# Critical visa application



## krish_indian (Nov 12, 2018)

Dear All,

I applied for Critical visa application on 30th October 2018 along with SAQA and IITPSA .

Any chance to get Critical visa in one month time. I have 15 + years experience in IT and 3 years worked in South Africa with ICT work permit.

Thanks


----------



## mr139 (Jul 1, 2018)

krish_indian said:


> Dear All,
> 
> I applied for Critical visa application on 30th October 2018 along with SAQA and IITPSA .
> 
> ...



Hi ,

I am also planing to apply CSV later this week..

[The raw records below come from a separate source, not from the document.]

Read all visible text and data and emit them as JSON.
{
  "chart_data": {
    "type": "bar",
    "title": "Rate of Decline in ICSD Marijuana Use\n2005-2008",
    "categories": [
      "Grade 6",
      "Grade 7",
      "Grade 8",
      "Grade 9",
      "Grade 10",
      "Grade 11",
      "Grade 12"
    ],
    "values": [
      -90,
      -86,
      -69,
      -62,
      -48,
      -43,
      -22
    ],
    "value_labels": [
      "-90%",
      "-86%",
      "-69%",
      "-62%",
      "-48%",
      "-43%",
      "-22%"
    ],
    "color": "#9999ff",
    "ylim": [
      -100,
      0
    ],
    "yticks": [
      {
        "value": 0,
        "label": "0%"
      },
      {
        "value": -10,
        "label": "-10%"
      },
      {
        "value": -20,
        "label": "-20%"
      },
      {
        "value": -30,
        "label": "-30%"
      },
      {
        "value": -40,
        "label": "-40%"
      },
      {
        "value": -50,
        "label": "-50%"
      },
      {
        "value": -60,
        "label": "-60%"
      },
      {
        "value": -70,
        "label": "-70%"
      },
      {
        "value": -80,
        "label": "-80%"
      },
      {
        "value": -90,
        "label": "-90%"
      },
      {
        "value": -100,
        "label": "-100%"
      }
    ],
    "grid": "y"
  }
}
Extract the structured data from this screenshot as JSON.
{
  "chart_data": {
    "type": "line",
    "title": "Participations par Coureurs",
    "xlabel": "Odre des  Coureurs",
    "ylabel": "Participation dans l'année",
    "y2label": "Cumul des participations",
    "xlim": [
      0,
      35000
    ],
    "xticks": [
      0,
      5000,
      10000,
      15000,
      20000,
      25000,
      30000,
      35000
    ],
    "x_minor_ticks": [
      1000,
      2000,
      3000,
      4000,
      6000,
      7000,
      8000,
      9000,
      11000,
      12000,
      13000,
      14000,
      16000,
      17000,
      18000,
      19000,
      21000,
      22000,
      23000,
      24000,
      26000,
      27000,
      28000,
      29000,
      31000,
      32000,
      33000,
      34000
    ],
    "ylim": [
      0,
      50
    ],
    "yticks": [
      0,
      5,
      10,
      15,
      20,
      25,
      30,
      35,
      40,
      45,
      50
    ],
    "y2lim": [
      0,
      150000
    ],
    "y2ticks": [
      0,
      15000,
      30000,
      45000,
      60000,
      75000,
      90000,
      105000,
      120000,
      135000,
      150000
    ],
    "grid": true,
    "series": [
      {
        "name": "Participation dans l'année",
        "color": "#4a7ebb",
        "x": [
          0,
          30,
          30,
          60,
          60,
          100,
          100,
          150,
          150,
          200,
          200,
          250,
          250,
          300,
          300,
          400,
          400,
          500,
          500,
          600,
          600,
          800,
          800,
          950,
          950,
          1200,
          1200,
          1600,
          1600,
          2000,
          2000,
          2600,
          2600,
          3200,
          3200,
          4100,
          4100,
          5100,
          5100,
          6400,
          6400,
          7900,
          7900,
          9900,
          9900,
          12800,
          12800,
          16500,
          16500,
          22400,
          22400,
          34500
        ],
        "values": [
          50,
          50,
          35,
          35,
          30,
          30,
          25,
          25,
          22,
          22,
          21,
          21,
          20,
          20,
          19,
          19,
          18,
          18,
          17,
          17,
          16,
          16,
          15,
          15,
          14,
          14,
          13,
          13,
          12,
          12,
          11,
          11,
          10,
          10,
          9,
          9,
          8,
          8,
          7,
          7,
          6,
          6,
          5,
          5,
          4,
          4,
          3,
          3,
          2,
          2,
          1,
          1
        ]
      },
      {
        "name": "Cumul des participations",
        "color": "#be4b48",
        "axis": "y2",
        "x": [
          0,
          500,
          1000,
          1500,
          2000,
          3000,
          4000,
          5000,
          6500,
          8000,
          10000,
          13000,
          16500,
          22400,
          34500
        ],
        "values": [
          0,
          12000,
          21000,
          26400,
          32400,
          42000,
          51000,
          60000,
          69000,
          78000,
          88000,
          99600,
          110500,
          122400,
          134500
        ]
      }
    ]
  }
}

1. Did you apply with or without employment letter.
2.In which VFS did you submit your application?


----------



## Ronny (Sep 29, 2018)

Hi

Depending on where you have submitted, it may take between 8-12 weeks before your application can be finalized


----------



## suninaya (Dec 20, 2018)

Hi Krish, when you submitted your application for CSV what did u submit for the following document:

"Copy of South Africa Government Gazzette (Immigration Act.2002), please refer to DHA website (applicable for Delhi, Gurgaon, Jaipur & Kolkata)"


----------



## terryZW (Jun 26, 2017)

suninaya said:


> Hi Krish, when you submitted your application for CSV what did u submit for the following document:
> 
> "Copy of South Africa Government Gazzette (Immigration Act.2002), please refer to DHA website (applicable for Delhi, Gurgaon, Jaipur & Kolkata)"


https://www.vfsglobal.com/dha/southafrica/pdf/immigration_critical_skills_160416.pdf


----------



## suninaya (Dec 20, 2018)

Thanks


----------